Como em vários lugares do mundo, os palestinos gostam de rechear folhas de parreira. Na Palestina esse prato é chamado de “waraka dawali” (ou só dawali, pros íntimos) e as folhas são recheadas com uma mistura de arroz e especiarias. Geralmente os dawalis são preparados com abobrinhas e berinjelas, recheadas com o mesmo arroz. Os legumes são colocados em camadas na panela, com um frango inteiro, e tudo cozinha junto. Algumas pessoas também colocam carne moída no arroz. Porém existe uma versão sem frango e sem carne (“dawali siami”), preparada pelos palestinos cristãos durante a quaresma.
Aqui o jejum da quaresma é levado muitíssimo a sério e os cristãos não comem nenhum produto de origem animal. Isso mesmo, o jejum aqui não se restringe à carne, ele é totalmente vegano. O termo “siami” significa que o prato em questão é 100% vegetal, logo pode ser consumido durante a quaresma. Existem versões “siami” de vários pratos tradicionais, criadas exatamente pra matar a fome da galera do jejum, digo, dos cristãos.

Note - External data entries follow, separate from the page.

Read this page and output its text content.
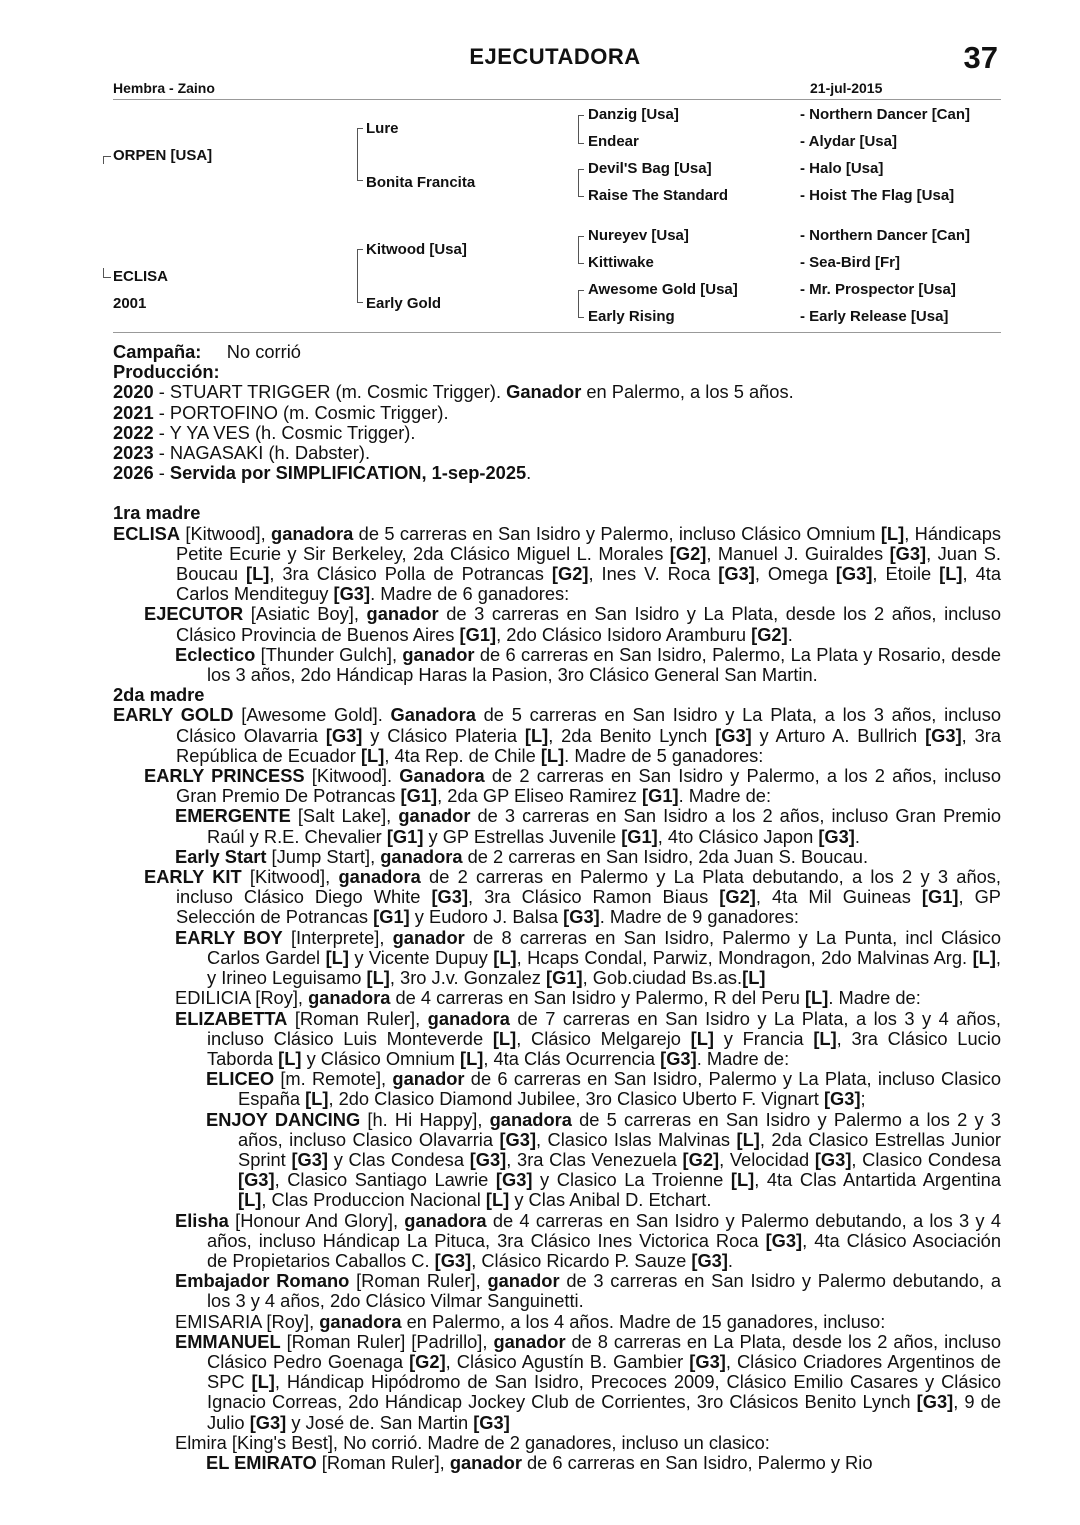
EJECUTADORA	37
Hembra - Zaino	21-jul-2015
ORPEN [USA]
ECLISA
2001
Lure
Bonita Francita
Kitwood [Usa]
Early Gold
Danzig [Usa]
Endear
Devil'S Bag [Usa]
Raise The Standard
Nureyev [Usa]
Kittiwake
Awesome Gold [Usa]
Early Rising
- Northern Dancer [Can]
- Alydar [Usa]
- Halo [Usa]
- Hoist The Flag [Usa]
- Northern Dancer [Can]
- Sea-Bird [Fr]
- Mr. Prospector [Usa]
- Early Release [Usa]

Campaña: No corrió

Producción:

2020 - STUART TRIGGER (m. Cosmic Trigger). Ganador en Palermo, a los 5 años.

2021 - PORTOFINO (m. Cosmic Trigger).

2022 - Y YA VES (h. Cosmic Trigger).

2023 - NAGASAKI (h. Dabster).

2026 - Servida por SIMPLIFICATION, 1-sep-2025.

1ra madre

ECLISA [Kitwood], ganadora de 5 carreras en San Isidro y Palermo, incluso Clásico Omnium [L], Hándicaps Petite Ecurie y Sir Berkeley, 2da Clásico Miguel L. Morales [G2], Manuel J. Guiraldes [G3], Juan S. Boucau [L], 3ra Clásico Polla de Potrancas [G2], Ines V. Roca [G3], Omega [G3], Etoile [L], 4ta Carlos Menditeguy [G3]. Madre de 6 ganadores:

EJECUTOR [Asiatic Boy], ganador de 3 carreras en San Isidro y La Plata, desde los 2 años, incluso Clásico Provincia de Buenos Aires [G1], 2do Clásico Isidoro Aramburu [G2].

Eclectico [Thunder Gulch], ganador de 6 carreras en San Isidro, Palermo, La Plata y Rosario, desde los 3 años, 2do Hándicap Haras la Pasion, 3ro Clásico General San Martin.

2da madre

EARLY GOLD [Awesome Gold]. Ganadora de 5 carreras en San Isidro y La Plata, a los 3 años, incluso Clásico Olavarria [G3] y Clásico Plateria [L], 2da Benito Lynch [G3] y Arturo A. Bullrich [G3], 3ra República de Ecuador [L], 4ta Rep. de Chile [L]. Madre de 5 ganadores:

EARLY PRINCESS [Kitwood]. Ganadora de 2 carreras en San Isidro y Palermo, a los 2 años, incluso Gran Premio De Potrancas [G1], 2da GP Eliseo Ramirez [G1]. Madre de:

EMERGENTE [Salt Lake], ganador de 3 carreras en San Isidro a los 2 años, incluso Gran Premio Raúl y R.E. Chevalier [G1] y GP Estrellas Juvenile [G1], 4to Clásico Japon [G3].

Early Start [Jump Start], ganadora de 2 carreras en San Isidro, 2da Juan S. Boucau.

EARLY KIT [Kitwood], ganadora de 2 carreras en Palermo y La Plata debutando, a los 2 y 3 años, incluso Clásico Diego White [G3], 3ra Clásico Ramon Biaus [G2], 4ta Mil Guineas [G1], GP Selección de Potrancas [G1] y Eudoro J. Balsa [G3]. Madre de 9 ganadores:

EARLY BOY [Interprete], ganador de 8 carreras en San Isidro, Palermo y La Punta, incl Clásico Carlos Gardel [L] y Vicente Dupuy [L], Hcaps Condal, Parwiz, Mondragon, 2do Malvinas Arg. [L], y Irineo Leguisamo [L], 3ro J.v. Gonzalez [G1], Gob.ciudad Bs.as.[L]

EDILICIA [Roy], ganadora de 4 carreras en San Isidro y Palermo, R del Peru [L]. Madre de:

ELIZABETTA [Roman Ruler], ganadora de 7 carreras en San Isidro y La Plata, a los 3 y 4 años, incluso Clásico Luis Monteverde [L], Clásico Melgarejo [L] y Francia [L], 3ra Clásico Lucio Taborda [L] y Clásico Omnium [L], 4ta Clás Ocurrencia [G3]. Madre de:

ELICEO [m. Remote], ganador de 6 carreras en San Isidro, Palermo y La Plata, incluso Clasico España [L], 2do Clasico Diamond Jubilee, 3ro Clasico Uberto F. Vignart [G3];

ENJOY DANCING [h. Hi Happy], ganadora de 5 carreras en San Isidro y Palermo a los 2 y 3 años, incluso Clasico Olavarria [G3], Clasico Islas Malvinas [L], 2da Clasico Estrellas Junior Sprint [G3] y Clas Condesa [G3], 3ra Clas Venezuela [G2], Velocidad [G3], Clasico Condesa [G3], Clasico Santiago Lawrie [G3] y Clasico La Troienne [L], 4ta Clas Antartida Argentina [L], Clas Produccion Nacional [L] y Clas Anibal D. Etchart.

Elisha [Honour And Glory], ganadora de 4 carreras en San Isidro y Palermo debutando, a los 3 y 4 años, incluso Hándicap La Pituca, 3ra Clásico Ines Victorica Roca [G3], 4ta Clásico Asociación de Propietarios Caballos C. [G3], Clásico Ricardo P. Sauze [G3].

Embajador Romano [Roman Ruler], ganador de 3 carreras en San Isidro y Palermo debutando, a los 3 y 4 años, 2do Clásico Vilmar Sanguinetti.

EMISARIA [Roy], ganadora en Palermo, a los 4 años. Madre de 15 ganadores, incluso:

EMMANUEL [Roman Ruler] [Padrillo], ganador de 8 carreras en La Plata, desde los 2 años, incluso Clásico Pedro Goenaga [G2], Clásico Agustín B. Gambier [G3], Clásico Criadores Argentinos de SPC [L], Hándicap Hipódromo de San Isidro, Precoces 2009, Clásico Emilio Casares y Clásico Ignacio Correas, 2do Hándicap Jockey Club de Corrientes, 3ro Clásicos Benito Lynch [G3], 9 de Julio [G3] y José de. San Martin [G3]

Elmira [King's Best], No corrió. Madre de 2 ganadores, incluso un clasico:

EL EMIRATO [Roman Ruler], ganador de 6 carreras en San Isidro, Palermo y Rio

Mas voltemos ao dawali (versão “siami”, claro). Eu não sou a única a adorar esse prato, ele é extremamente popular entre os palestinos. Por isso tive a oportunidade de comer dawalis preparados por várias amigas e até pelas mães de algumas amigas. Os melhores que comi até então são os da minha vizinha Violete (palestina cristã ortodoxa), os da minha grande amiga Draguitsa (bósnia muçulmana), os de Khoulud (palestina muçulmana) e os de Fida (palestina católica), esposa do meu amigo Tawfic. Cada uma delas tem uma receita ligeiramente diferente, refletindo as diferenças de nacionalidade e, curiosamente, de crença também. As cristãs, por exemplo, colocam um pouco de hortelã no recheio, enquanto as muçulmanas acham isso uma heresia! Já vi minhas amigas prepararem (e ajudei a preparar) dawalis dezenas de vezes. Já dei até curso ensinando a fazer dawali (dentro do meu projeto no campo de refugiados). Depois de quase cinco anos morando na Palestina e de ter degustado quilos de dawali, acho que finalmente adquiri conhecimento suficiente pra falar dessa iguaria aqui e dividir a receita com vocês.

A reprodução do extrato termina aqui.